Mit unseren vielfältigen und modernen Konzepten schulen wir das grundlegende und weitergehende Verständnis für den Verkaufsprozess auch und gerade bei Profis.

Nach sorgfältiger Analyse der aktuellen Fähigkeiten und Einstellungen Ihrer Verkäufer erarbeiten wir mit Ihren Führungskräften gemeinsam ein Lernprogramm. Dieses Programm basiert auf kognitiven und Verhaltenstrainings Ansätzen. Wir erreichen dadurch, dass parallel die Fähigkeiten und Einstellungen weiterentwickelt werden.

Ob wir uns dabei auf kommunikative Skills fokussieren, wie die 3 Ebenen und die 3 Techniken des Zuhörens (Motivation, Emotion und Ratio bzw.
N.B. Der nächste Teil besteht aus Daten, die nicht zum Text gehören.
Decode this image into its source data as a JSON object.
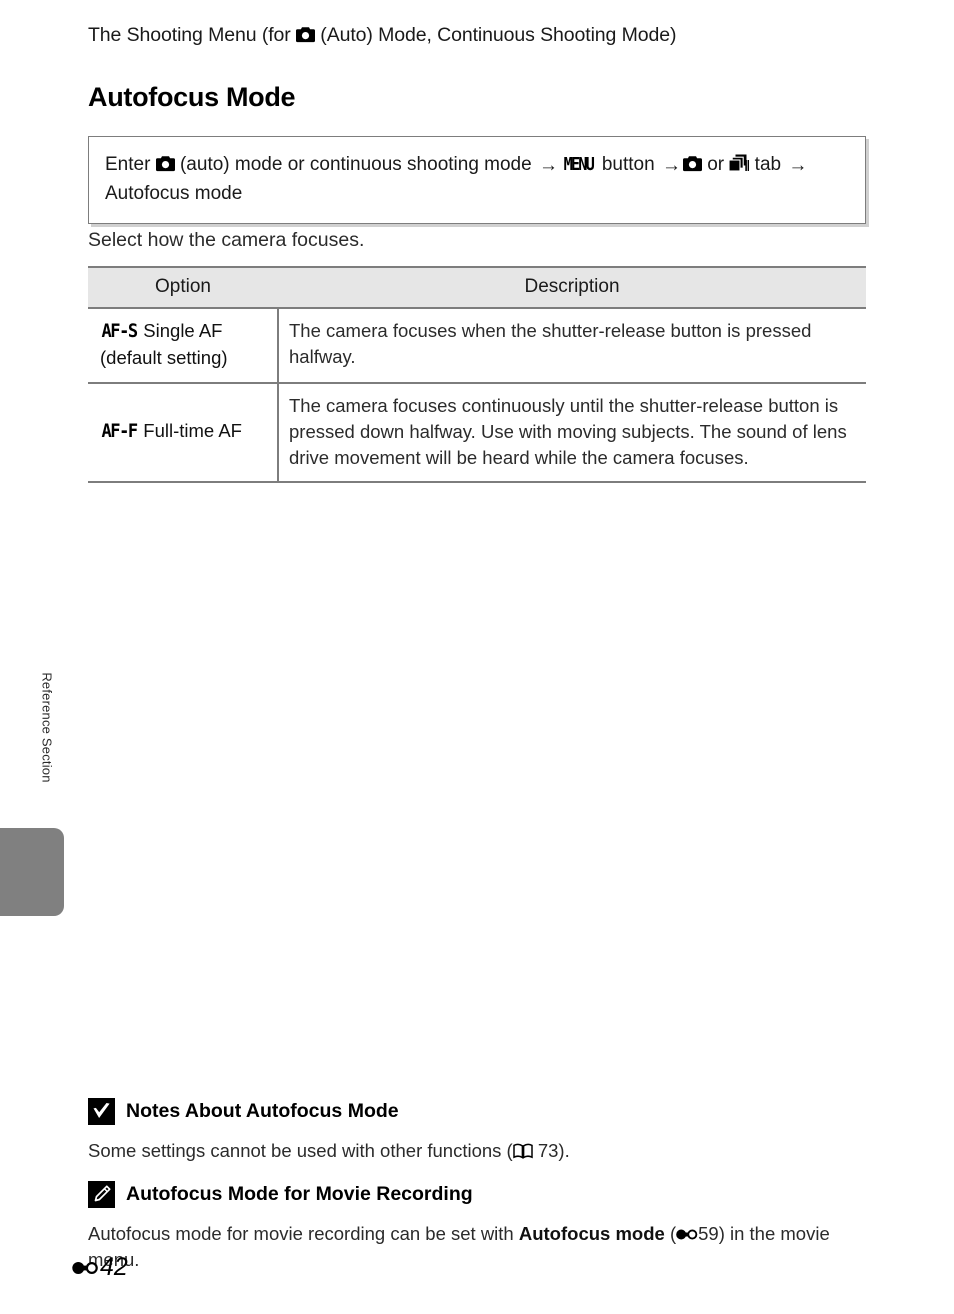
{
  "page": {
    "running_header_before": "The Shooting Menu (for ",
    "running_header_icon": "camera-auto-mode-icon",
    "running_header_after": " (Auto) Mode, Continuous Shooting Mode)",
    "section_title": "Autofocus Mode",
    "intro_line": "Select how the camera focuses.",
    "side_tab_label": "Reference Section",
    "footer_symbol": "E",
    "footer_page_number": "42"
  },
  "nav_box": {
    "seg1": "Enter ",
    "icon1": "camera-auto-mode-icon",
    "seg2": " (auto) mode or continuous shooting mode ",
    "arrow1": "→",
    "menu_label": "MENU",
    "seg3": " button ",
    "arrow2": "→",
    "icon2": "camera-auto-mode-icon",
    "seg4": " or ",
    "icon3": "continuous-shooting-icon",
    "seg5": " tab ",
    "arrow3": "→",
    "seg6": "Autofocus mode"
  },
  "table": {
    "headers": [
      "Option",
      "Description"
    ],
    "rows": [
      {
        "glyph": "AF-S",
        "option_line1": " Single AF",
        "option_line2": "(default setting)",
        "description": "The camera focuses when the shutter-release button is pressed halfway."
      },
      {
        "glyph": "AF-F",
        "option_line1": " Full-time AF",
        "option_line2": "",
        "description": "The camera focuses continuously until the shutter-release button is pressed down halfway. Use with moving subjects. The sound of lens drive movement will be heard while the camera focuses."
      }
    ]
  },
  "notes": [
    {
      "icon": "caution-check-icon",
      "title": "Notes About Autofocus Mode",
      "body_before": "Some settings cannot be used with other functions (",
      "body_icon": "book-reference-icon",
      "body_after": " 73)."
    },
    {
      "icon": "pencil-note-icon",
      "title": "Autofocus Mode for Movie Recording",
      "body_before": "Autofocus mode for movie recording can be set with ",
      "body_bold": "Autofocus mode",
      "body_mid": " (",
      "body_icon": "e-reference-icon",
      "body_after": "59) in the movie menu."
    }
  ],
  "colors": {
    "table_header_bg": "#e6e6e6",
    "table_border": "#7d7d7d",
    "side_tab": "#808080",
    "text": "#2b2b2b"
  }
}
Ausreden lassen, Zuhören und aktiv Zuhören); ob wir exzellente Fragetechnik oder Paraphrasieren und Zusammenfassen trainieren; oder uns mehr den motivationalen und emotionalen Themen wie Profiling und Pacing & Leading zuwenden, entscheiden natürlich Sie.

Auch hier empfehlen wir, Ihre Führungskräfte intensiv einzubinden, um die Kontinuität der Maßnahme und eine dauerhafte Steigerung der Performance zu gewährleisten.